La Commission a-t-elle en banque des scénarios alternatifs si la pression devient trop forte? Il y a toujours des modifications entre le rapport préliminaire et le rapport révisé
, répond le principal intéressé.
Une nouvelle carte pour la fin de 2024
Mais les caquistes n’auront que bien peu de pouvoir sur la suite du processus : à moins qu’ils ne souhaitent modifier la loi, c’est la Commission qui aura le dernier mot sur la prochaine carte électorale, qui devrait entrer en vigueur aux élections de 2026.
Tout au plus, les parlementaires pourront-ils retarder le moment où la Commission viendra leur présenter sa proposition de délimitation, comme fut le cas en 2007, sous le gouvernement minoritaire de Jean Charest.
M. Blanchet affirme néanmoins avoir bon espoir d’être convoqué dans un délai raisonnable
par l’Assemblée nationale.

La loi exigeait que la Commission dépose une proposition de délimitation à l’Assemblée nationale dans un délai de 12 mois suivant les élections du 3 octobre 2022. Ladite proposition a finalement été présentée aux élus le 19 septembre 2023.
Photo : Radio-Canada / Bruno Giguère
Pour établir une meilleure équité électorale, certains observateurs – comme l’ex-maire de Gatineau, Maxime Pedneaud-Jobin, et le professeur Marc André Bodet, de l’Université Laval – croient qu’il serait préférable de modifier la Loi électorale afin d’augmenter le nombre de circonscriptions, dont le maximum est fixé à 125.
Le premier ministre Legault a toutefois rejeté cette idée d’emblée la semaine dernière, faisant valoir que le Québec comptait déjà autant de députés que l'Ontario, malgré une population deux fois moins nombreuse.
De toute façon, procéder ainsi ne changerait rien
à l'iniquité entre les régions, fait valoir M. Blanchet.
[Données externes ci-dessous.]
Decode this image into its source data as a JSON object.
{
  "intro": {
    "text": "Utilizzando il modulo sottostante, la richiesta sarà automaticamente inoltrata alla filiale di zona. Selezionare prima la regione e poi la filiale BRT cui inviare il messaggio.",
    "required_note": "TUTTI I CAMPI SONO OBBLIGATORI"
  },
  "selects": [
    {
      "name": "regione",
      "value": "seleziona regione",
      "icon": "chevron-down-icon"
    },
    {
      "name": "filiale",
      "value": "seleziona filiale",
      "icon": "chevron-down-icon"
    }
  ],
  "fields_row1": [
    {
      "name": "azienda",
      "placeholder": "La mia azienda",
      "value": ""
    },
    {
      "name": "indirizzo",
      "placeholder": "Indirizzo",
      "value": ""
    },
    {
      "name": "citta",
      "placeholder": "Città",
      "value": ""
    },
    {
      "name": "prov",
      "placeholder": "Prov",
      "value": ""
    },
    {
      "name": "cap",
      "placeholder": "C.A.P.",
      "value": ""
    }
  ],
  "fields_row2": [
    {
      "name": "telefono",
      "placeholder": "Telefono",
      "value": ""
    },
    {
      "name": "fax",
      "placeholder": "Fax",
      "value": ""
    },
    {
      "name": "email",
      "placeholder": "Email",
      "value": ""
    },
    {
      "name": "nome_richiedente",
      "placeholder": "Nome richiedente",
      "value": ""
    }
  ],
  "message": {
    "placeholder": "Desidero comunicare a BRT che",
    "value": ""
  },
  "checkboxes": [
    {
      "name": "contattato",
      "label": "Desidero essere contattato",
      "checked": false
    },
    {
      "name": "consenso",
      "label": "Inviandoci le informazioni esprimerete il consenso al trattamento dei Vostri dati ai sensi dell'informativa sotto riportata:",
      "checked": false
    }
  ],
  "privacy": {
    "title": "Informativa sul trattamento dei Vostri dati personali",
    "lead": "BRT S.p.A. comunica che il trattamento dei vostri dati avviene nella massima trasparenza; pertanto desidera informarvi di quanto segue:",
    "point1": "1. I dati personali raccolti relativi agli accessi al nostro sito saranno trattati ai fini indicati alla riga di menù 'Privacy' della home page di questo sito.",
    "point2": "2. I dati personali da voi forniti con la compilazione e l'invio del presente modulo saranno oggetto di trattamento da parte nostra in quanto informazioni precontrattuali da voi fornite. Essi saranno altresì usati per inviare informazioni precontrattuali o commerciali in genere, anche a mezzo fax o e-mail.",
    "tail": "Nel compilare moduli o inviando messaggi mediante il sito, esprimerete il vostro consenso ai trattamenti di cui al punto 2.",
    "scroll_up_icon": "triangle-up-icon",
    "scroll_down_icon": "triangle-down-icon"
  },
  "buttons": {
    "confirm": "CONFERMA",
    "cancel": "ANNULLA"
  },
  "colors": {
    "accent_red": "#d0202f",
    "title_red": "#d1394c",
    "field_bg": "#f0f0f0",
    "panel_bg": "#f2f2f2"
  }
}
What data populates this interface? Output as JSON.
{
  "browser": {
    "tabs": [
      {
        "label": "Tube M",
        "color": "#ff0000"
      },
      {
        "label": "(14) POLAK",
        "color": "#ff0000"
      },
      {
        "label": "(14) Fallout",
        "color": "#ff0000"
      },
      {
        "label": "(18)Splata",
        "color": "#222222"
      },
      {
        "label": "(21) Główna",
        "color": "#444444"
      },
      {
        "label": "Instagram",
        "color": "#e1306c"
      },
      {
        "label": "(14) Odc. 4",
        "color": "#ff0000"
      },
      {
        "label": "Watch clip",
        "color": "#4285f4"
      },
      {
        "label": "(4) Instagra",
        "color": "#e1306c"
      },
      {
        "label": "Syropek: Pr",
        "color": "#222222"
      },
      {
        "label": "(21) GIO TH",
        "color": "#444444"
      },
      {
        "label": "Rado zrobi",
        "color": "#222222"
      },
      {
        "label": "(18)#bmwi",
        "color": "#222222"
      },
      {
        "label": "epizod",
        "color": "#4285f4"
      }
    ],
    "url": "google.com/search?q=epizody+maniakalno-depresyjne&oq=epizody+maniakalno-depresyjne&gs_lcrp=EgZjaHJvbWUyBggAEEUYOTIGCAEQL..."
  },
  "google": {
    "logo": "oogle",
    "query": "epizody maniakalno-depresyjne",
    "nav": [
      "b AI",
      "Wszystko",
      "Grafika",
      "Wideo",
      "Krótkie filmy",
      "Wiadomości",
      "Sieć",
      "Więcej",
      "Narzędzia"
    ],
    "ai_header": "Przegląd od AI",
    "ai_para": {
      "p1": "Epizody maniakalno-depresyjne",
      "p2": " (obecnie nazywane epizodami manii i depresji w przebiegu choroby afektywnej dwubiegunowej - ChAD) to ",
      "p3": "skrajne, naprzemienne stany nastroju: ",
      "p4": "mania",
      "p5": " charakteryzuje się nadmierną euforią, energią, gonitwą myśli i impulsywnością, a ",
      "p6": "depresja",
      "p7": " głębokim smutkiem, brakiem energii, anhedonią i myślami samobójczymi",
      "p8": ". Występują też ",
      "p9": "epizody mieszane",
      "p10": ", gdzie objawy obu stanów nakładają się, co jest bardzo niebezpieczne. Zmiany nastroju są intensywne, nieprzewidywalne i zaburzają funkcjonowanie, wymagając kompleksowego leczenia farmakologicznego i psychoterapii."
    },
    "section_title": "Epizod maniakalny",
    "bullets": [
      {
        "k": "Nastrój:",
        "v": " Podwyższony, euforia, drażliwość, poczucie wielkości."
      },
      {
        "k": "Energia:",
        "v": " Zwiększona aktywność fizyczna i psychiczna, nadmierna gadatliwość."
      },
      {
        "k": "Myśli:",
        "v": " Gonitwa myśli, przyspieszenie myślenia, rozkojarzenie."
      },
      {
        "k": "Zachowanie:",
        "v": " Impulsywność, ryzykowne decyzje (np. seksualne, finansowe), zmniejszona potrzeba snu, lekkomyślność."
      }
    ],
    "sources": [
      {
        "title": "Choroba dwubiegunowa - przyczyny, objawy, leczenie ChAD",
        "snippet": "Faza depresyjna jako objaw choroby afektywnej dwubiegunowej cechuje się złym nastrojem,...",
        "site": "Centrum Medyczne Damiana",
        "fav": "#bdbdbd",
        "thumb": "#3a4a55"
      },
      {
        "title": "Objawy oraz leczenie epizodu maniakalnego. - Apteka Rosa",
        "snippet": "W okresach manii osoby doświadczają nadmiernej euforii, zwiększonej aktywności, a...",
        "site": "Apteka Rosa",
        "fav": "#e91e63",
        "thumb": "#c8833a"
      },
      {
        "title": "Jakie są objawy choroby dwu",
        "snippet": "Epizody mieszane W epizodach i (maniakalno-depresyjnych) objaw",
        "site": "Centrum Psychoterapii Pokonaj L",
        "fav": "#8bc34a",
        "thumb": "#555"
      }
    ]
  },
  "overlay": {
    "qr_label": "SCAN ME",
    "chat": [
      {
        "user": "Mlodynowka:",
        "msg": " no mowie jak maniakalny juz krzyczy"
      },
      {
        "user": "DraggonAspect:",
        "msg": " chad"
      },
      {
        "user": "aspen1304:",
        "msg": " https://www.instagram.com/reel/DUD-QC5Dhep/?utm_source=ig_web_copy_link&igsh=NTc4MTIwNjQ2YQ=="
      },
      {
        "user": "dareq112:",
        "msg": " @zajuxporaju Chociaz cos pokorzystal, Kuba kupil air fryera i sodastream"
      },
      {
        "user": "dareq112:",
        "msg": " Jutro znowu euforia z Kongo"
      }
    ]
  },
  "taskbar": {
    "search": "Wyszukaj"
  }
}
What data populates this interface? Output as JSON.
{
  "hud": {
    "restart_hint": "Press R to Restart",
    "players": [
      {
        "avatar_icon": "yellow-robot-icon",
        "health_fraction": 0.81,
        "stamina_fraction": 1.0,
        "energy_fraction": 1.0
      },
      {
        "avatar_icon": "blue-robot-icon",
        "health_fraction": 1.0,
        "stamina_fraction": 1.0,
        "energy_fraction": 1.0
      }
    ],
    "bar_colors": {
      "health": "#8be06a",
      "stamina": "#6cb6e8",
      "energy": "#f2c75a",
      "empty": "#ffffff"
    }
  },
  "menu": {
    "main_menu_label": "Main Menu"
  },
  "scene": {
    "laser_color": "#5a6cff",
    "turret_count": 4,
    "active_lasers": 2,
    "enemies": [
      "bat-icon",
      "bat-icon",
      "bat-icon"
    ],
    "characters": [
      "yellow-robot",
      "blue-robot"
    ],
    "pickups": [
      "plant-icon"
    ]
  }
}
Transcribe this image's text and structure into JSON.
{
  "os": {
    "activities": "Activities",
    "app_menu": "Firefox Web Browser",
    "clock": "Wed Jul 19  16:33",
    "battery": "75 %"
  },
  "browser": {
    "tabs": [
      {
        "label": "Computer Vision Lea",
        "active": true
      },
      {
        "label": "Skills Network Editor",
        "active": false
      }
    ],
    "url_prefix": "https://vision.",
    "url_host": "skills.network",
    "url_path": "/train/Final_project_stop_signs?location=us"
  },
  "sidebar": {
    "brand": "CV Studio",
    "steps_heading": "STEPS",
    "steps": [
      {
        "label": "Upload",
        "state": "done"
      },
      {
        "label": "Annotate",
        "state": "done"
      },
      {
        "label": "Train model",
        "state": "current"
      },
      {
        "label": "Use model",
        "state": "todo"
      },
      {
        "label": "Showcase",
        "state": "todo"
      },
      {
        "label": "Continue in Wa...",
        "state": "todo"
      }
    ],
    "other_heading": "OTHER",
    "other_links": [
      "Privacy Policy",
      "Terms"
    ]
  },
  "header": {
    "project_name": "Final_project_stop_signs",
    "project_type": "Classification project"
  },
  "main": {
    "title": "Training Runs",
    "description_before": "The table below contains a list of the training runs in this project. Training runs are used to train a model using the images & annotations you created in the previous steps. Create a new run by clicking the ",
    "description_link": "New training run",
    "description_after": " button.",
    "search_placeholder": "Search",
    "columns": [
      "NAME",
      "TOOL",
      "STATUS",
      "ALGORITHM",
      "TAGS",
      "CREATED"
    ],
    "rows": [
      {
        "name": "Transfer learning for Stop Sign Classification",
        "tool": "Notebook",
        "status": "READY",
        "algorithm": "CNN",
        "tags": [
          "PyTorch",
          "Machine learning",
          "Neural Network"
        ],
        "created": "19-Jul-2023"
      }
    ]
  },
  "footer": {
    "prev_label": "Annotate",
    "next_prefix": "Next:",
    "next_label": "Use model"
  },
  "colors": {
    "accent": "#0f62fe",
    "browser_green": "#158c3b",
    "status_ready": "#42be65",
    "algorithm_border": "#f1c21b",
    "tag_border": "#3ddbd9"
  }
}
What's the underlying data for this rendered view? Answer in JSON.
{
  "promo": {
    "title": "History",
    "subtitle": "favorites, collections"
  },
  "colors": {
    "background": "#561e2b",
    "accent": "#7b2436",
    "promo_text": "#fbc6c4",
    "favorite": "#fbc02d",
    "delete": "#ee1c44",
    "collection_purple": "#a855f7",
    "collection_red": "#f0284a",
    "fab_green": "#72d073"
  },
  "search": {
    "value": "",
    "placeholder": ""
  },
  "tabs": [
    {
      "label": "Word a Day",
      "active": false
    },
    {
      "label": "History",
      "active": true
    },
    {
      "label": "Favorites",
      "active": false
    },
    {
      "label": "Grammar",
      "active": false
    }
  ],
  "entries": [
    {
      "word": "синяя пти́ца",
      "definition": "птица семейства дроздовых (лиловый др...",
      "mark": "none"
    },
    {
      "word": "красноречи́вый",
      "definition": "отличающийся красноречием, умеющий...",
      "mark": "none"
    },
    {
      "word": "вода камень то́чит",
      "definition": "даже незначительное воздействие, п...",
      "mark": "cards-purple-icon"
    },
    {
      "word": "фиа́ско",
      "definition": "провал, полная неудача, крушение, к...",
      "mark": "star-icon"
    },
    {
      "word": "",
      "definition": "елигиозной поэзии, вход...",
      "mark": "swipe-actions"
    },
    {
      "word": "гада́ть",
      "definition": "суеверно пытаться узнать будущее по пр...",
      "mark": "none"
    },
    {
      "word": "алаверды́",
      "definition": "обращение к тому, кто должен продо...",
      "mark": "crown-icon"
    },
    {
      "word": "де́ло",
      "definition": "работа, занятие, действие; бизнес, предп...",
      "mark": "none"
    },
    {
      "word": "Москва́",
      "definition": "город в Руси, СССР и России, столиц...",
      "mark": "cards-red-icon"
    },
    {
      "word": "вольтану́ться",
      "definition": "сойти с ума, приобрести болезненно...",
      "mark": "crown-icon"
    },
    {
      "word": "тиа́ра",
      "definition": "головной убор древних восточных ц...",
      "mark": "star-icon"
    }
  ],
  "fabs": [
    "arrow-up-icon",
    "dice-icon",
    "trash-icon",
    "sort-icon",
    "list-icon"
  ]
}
D’où sa volonté d’aller de l’avant avec la proposition actuelle, quitte à modifier celle-ci en fonction des commentaires qui seront entendus lors des audiences publiques.
On vise une nouvelle carte électorale pour la fin de 2024
, affirme M. Blanchet. Si tout va bien
, précise-t-il.
Boucler un tel processus en deux ans à peine représenterait un exploit. Il s’est écoulé 36 mois entre les élections d’avril 2014 et la publication dans la Gazette officielle de la carte électorale actuelle, en mars 2017. La révision précédente s’était quant à elle étirée sur 55 mois, traversant deux législatures, de mars 2007 à octobre 2011.